State launches free literacy resource
Published 12:00 am Thursday, November 18, 2021
The North Carolina Department of Public Instruction’s Office of Early Learning has developed and released a new virtual resource, Literacy at Home, to help support North Carolina’s youngest readers.
Literacy at Home provides activities specific to each grade level from pre-kindergarten through fifth grade. The online resource provides background knowledge on evidence-based literacy practices, as well as instructional activities for families and caregivers.
Users can explore this free online resource, sort by skill, and begin to explore the essential components of literacy such as phonological and phonemic awareness, phonics and spelling, fluency, vocabulary, oral language, and comprehension.
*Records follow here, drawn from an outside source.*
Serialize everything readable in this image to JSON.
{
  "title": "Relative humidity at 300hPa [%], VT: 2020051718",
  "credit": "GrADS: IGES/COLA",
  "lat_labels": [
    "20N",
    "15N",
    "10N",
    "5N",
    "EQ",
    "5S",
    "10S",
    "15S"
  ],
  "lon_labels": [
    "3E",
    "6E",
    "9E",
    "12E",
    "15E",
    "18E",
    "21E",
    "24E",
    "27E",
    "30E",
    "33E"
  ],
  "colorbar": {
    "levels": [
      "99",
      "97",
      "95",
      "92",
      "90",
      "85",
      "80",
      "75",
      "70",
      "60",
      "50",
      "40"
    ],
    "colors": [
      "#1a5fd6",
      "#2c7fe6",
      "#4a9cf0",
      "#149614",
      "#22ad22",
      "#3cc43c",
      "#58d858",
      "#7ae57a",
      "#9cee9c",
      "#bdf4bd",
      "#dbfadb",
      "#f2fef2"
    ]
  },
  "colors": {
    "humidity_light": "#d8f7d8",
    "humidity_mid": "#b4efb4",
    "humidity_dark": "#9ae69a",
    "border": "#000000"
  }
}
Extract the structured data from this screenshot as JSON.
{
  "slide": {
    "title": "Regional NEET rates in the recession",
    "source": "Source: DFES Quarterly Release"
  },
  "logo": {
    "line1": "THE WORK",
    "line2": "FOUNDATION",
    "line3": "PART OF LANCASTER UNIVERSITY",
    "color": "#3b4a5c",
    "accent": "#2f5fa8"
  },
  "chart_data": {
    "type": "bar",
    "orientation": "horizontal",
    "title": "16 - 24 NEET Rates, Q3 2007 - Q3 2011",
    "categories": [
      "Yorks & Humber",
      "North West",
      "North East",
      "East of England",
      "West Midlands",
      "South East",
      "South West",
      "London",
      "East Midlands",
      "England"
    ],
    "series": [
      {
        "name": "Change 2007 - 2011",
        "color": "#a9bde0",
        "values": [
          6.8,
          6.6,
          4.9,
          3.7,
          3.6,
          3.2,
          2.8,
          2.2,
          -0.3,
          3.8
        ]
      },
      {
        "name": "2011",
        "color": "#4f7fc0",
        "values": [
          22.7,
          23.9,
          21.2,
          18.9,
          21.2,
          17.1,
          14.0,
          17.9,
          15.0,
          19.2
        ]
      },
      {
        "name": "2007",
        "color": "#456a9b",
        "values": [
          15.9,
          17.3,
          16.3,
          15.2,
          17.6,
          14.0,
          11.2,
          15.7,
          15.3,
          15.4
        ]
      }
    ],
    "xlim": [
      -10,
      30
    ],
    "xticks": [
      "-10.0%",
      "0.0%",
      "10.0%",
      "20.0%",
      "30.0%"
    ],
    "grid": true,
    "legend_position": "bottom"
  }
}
By learning about each of these essential components of language, caregivers can effectively aid younger students in learning how to read.
While the Literacy at Home resource was designed for families, caregivers, and communities, the instructional activities included are in alignment with the knowledge North Carolina’s educators are receiving across the state through the newly-implemented literacy instruction professional learning for educators, called Language Essentials for Teachers of Reading and Spelling.
This training relies on research-based methods of early literacy instruction referred to as the science of reading. LETRS training, which is being rolled out in phases during the next three years, equips teachers with the skills they need to better support students as they learn how to read.
Both the LETRS training initiative and the Literacy at Home resource were developed as part of the state’s Excellent Public Schools Act, which was enacted earlier this year to ensure that every student reads at or above grade level by the end of third grade and continues to progress in reading proficiency.
The Literacy at Home resource also aligns with State Superintendent Catherine Truitt’s literacy priority outlined in Operation Polaris. A substantial amount of work has been done in the state among partners and with education stakeholders to improve literacy proficiency among students and to equip all Pre-K through Grade 5 teachers, literacy coaches, and administrators with early literacy instructional methods.